Se hallaban en el enorme y vacío salón estilo Tudor de la casa del no-humano Garekyn Brovotkin, en Redington Road, Londres. Todo estaba sumido en el silencio, igual que en el momento de su llegada.

—¿Qué quieres decir con «inimaginable»? —preguntó Rhoshamandes. Se estaba cansando de Roland, el mentecato que había guardado durante diez años el secreto de esa criatura de otro mundo, Derek—. Si yo puedo imaginarlo, es imaginable, amigo mío. ¡El brazo se desarrolló hasta formar un duplicado!

—Pero si la criatura pudiera multiplicarse de ese modo, sin duda lo habría hecho mucho antes.

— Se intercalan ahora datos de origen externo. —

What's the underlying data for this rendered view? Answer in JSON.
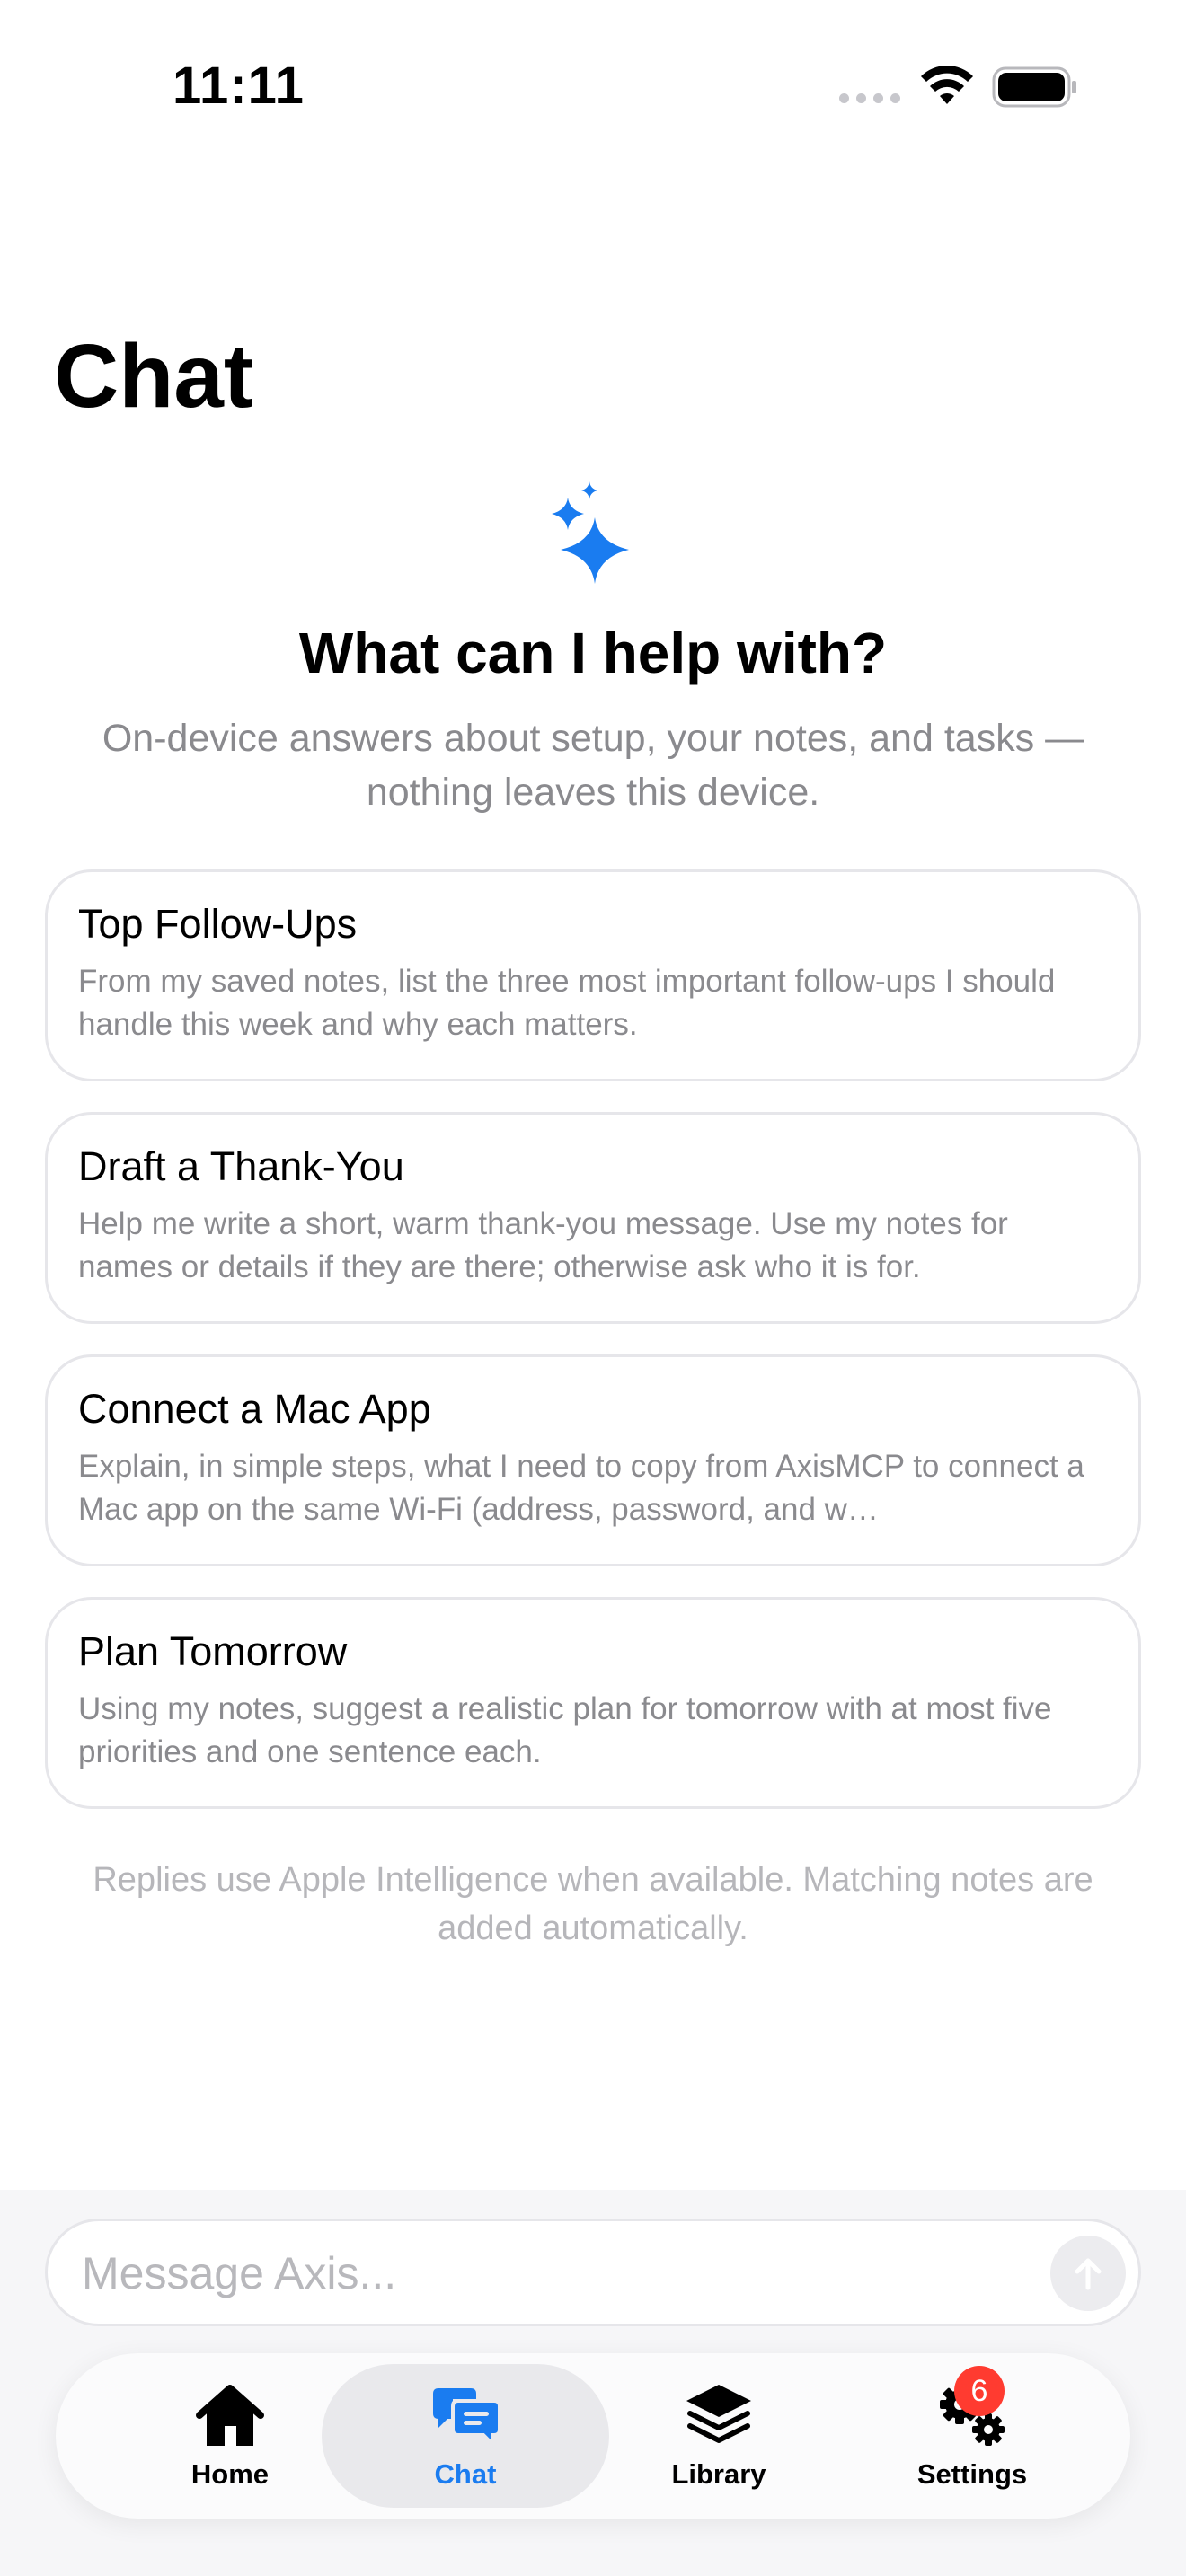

—No si no sabía cómo hacerlo —respondió Rhoshamandes—. ¿Creíste que era un genio de su especie? Era un niño, un pelagatos, un soldado raso en el mejor de los casos. Se habría quebrado con facilidad si yo no hubiera sufrido tantas interferencias.

—Debes decírselo a la Corte —sugirió Roland—. Tienes que pedirles que levanten el programa cuanto antes. Debes ir a verlos ahora mismo.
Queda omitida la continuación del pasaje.